Atasözleri yılların imbiğinden geçmiş ve bu günlere gelmiş sözlerdir

Kocaman anlamları taşırlar sırtlarında. Bir atasözü vardır; Evladın var akıllı malı ne yapacaksın, evladın var deli malı ne yapacaksın. Dün yaşadığım bir olay benim, bu atasözünü bütün gün tekrar etmeme sebep oldu. Türk toplumu olarak aile yapısına ayrı bir önem veriyoruz. Ana baba daha bir korumacı oluyor, çocuklarına karşı. Çocuklar büyüseler de ana babanın gözünde çocuk olduğundan anne babayla yıllarca aynı evde oturabiliyorlar. Çünkü kendi ana babalarından da öyle görmüşler. Batı toplumun da ise bu durum farklı. 1979 yılında Almanya’ya gittiğimde kültür şoku yaşamıştım. Benimle yaşıt gençler ailelerinden ayrı evlerde yaşıyorlar, bizler ise akşam dışarı çıkmak için ailemize bir sürü dil döküyorduk. Orada çocuk onsekizine gelince ana babası karşısına alıyor çocuğu ve artık kendi ayaklarının üzerinde durması gerektiğini anlatıyor. Aynı çatı altında kalacaksa ev için kira, mutfak içinse katkıda bulunması gerektiğini söylüyor, bizde ise öylemi ya. Çocuk canı isterse yıllarca kalır baba evinde. Otuz, otuz beş yaşındaki koca koca adamlar kahveye giderken analarından para tırtıklarlar ki çay ve sigara parası yapsınlar. Batıda çok şey farklı, orda devlet sizin geleceğinizi bir şekilde garanti ediyor.
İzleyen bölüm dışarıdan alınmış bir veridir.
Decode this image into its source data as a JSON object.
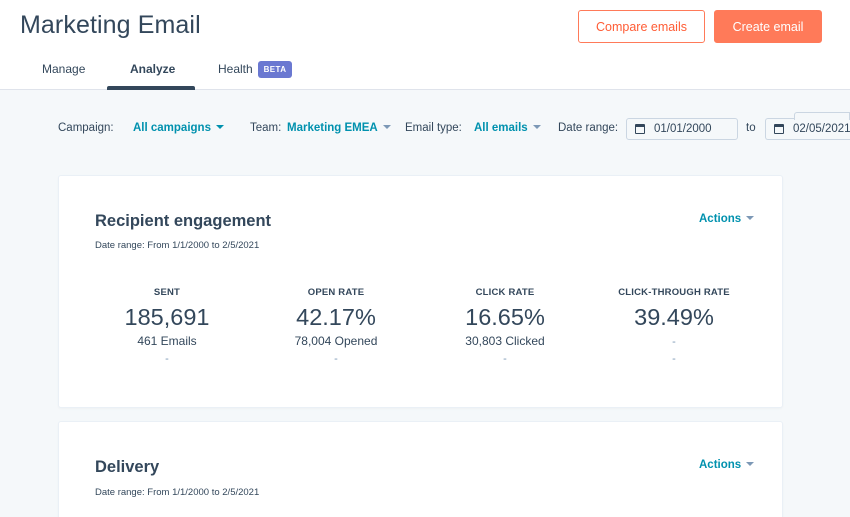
{
  "header": {
    "title": "Marketing Email",
    "compare_label": "Compare emails",
    "create_label": "Create email"
  },
  "tabs": [
    {
      "label": "Manage"
    },
    {
      "label": "Analyze",
      "active": true
    },
    {
      "label": "Health",
      "badge": "BETA"
    }
  ],
  "filters": {
    "campaign_label": "Campaign:",
    "campaign_value": "All campaigns",
    "team_label": "Team:",
    "team_value": "Marketing EMEA",
    "email_type_label": "Email type:",
    "email_type_value": "All emails",
    "date_range_label": "Date range:",
    "date_from": "01/01/2000",
    "date_to_label": "to",
    "date_to": "02/05/2021"
  },
  "engagement_card": {
    "title": "Recipient engagement",
    "date_range": "Date range: From 1/1/2000 to 2/5/2021",
    "actions_label": "Actions",
    "stats": [
      {
        "label": "SENT",
        "value": "185,691",
        "detail": "461 Emails",
        "change": "-"
      },
      {
        "label": "OPEN RATE",
        "value": "42.17%",
        "detail": "78,004 Opened",
        "change": "-"
      },
      {
        "label": "CLICK RATE",
        "value": "16.65%",
        "detail": "30,803 Clicked",
        "change": "-"
      },
      {
        "label": "CLICK-THROUGH RATE",
        "value": "39.49%",
        "detail": "-",
        "change": "-"
      }
    ]
  },
  "delivery_card": {
    "title": "Delivery",
    "date_range": "Date range: From 1/1/2000 to 2/5/2021",
    "actions_label": "Actions"
  },
  "colors": {
    "accent": "#ff7a59",
    "link": "#0091ae",
    "text": "#33475b",
    "badge": "#6a78d1",
    "background": "#f5f8fa"
  }
}
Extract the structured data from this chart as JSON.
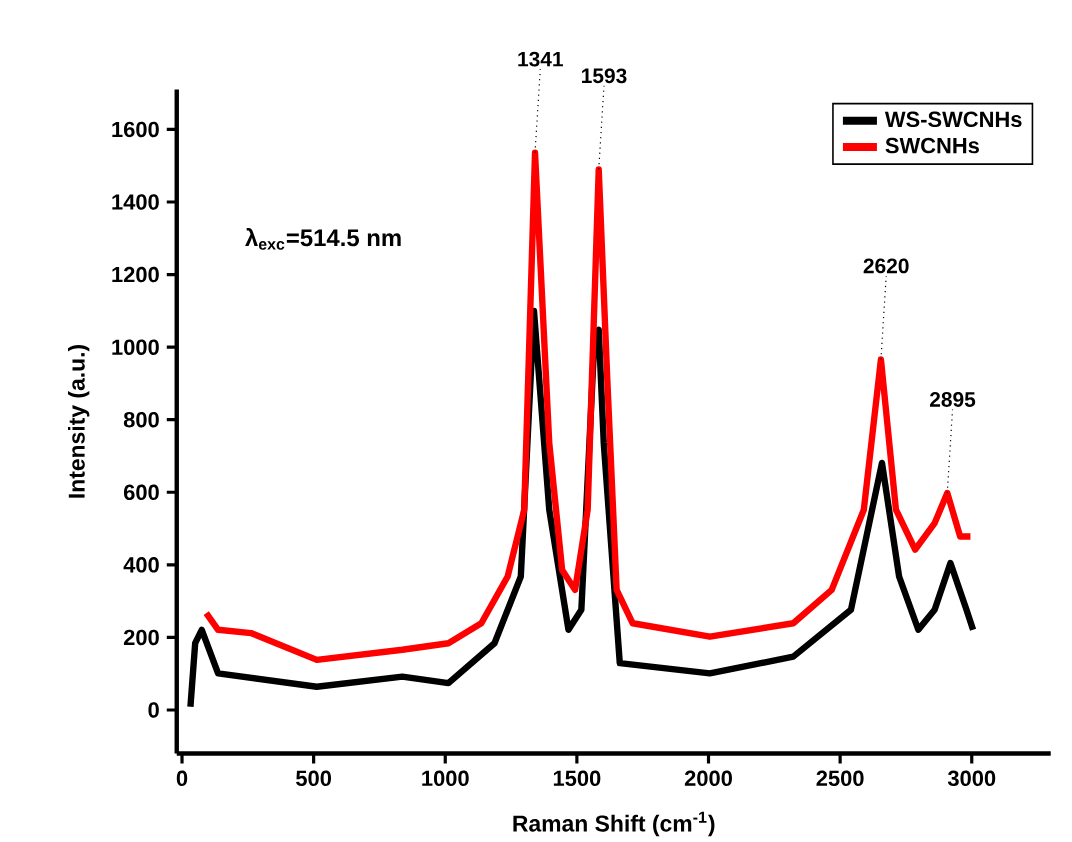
{
  "chart_data": {
    "type": "line",
    "xlabel": "Raman Shift (cm$^{-1}$)",
    "ylabel": "Intensity (a.u.)",
    "xlim": [
      -20,
      3300
    ],
    "ylim": [
      -120,
      1710
    ],
    "xticks": [
      0,
      500,
      1000,
      1500,
      2000,
      2500,
      3000
    ],
    "yticks": [
      0,
      200,
      400,
      600,
      800,
      1000,
      1200,
      1400,
      1600
    ],
    "legend": "top right",
    "marker": "none",
    "line_style": "solid",
    "series": [
      {
        "name": "WS-SWCNHs",
        "color": "#000000",
        "x": [
          32,
          50,
          75,
          137,
          512,
          837,
          1012,
          1187,
          1287,
          1337,
          1340,
          1395,
          1468,
          1517,
          1566,
          1583,
          1602,
          1663,
          2005,
          2322,
          2541,
          2659,
          2724,
          2797,
          2859,
          2919,
          2980,
          3005
        ],
        "values": [
          9,
          184,
          221,
          101,
          64,
          92,
          74,
          184,
          368,
          1100,
          null,
          552,
          221,
          276,
          1012,
          1048,
          736,
          129,
          101,
          147,
          276,
          681,
          368,
          221,
          276,
          405,
          276,
          221
        ]
      },
      {
        "name": "SWCNHs",
        "color": "#ff0000",
        "x": [
          92,
          137,
          262,
          512,
          837,
          1012,
          1137,
          1237,
          1300,
          1341,
          1395,
          1444,
          1493,
          1541,
          1583,
          1615,
          1651,
          1712,
          2005,
          2322,
          2468,
          2590,
          2655,
          2712,
          2785,
          2859,
          2907,
          2956,
          2995
        ],
        "values": [
          267,
          221,
          212,
          138,
          166,
          184,
          239,
          368,
          552,
          1536,
          736,
          386,
          331,
          552,
          1490,
          920,
          331,
          239,
          202,
          239,
          331,
          552,
          966,
          552,
          442,
          515,
          598,
          478,
          478
        ]
      }
    ],
    "annotations": [
      "λ$_{exc}$=514.5 nm",
      {
        "text": "1341",
        "x": 1341,
        "y": 1536
      },
      {
        "text": "1593",
        "x": 1583,
        "y": 1490
      },
      {
        "text": "2620",
        "x": 2655,
        "y": 966
      },
      {
        "text": "2895",
        "x": 2907,
        "y": 598
      }
    ]
  }
}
Çalışmayan, şartları uyuyorsa işsizlik parası alıyor, uymuyorsa sosyal yardımla idare ediyor. Bizde ise maalesef kendi geleceğinizi kendiniz garanti altına almak zorundasınız. Bizde çocuklar gelecek garantisi olarak görülür, çocuklar yaşlılık da anaya babaya bakacak yardımcı olacak kişidir. Allah herkese hayırlı evlat nasip etsin. Düşünsenize evladınız size kötü muamele ediyor ve siz evladınızdan o kadar muzdarip olmuşsunuz ki öldüğünüzde bile cenazenize gelmesini istemiyorsunuz. Bu evladınıza mal bıraksanız ne olacak ki, iki günde satar bitirir. Rabbim kimseye kötü evlat vermesin. Anasına, babasına el kaldıran evlada mal bırakmak ne akla hizmettir. Baba gözü yaşlı anlatıyor evladına mal bırakmak istemediğini Diğer yandan evladınız hayırlı ise sizin malınıza mülkünüze ihtiyacı yoktur. O kendi ayaklarının üzerinde durmayı öğrenmiş ve size o kol kanat germeye başlamıştır. Böyle bir durum ana baba için pek bir keyiflidir. Ürünü hasat etmiş çiftçi misali.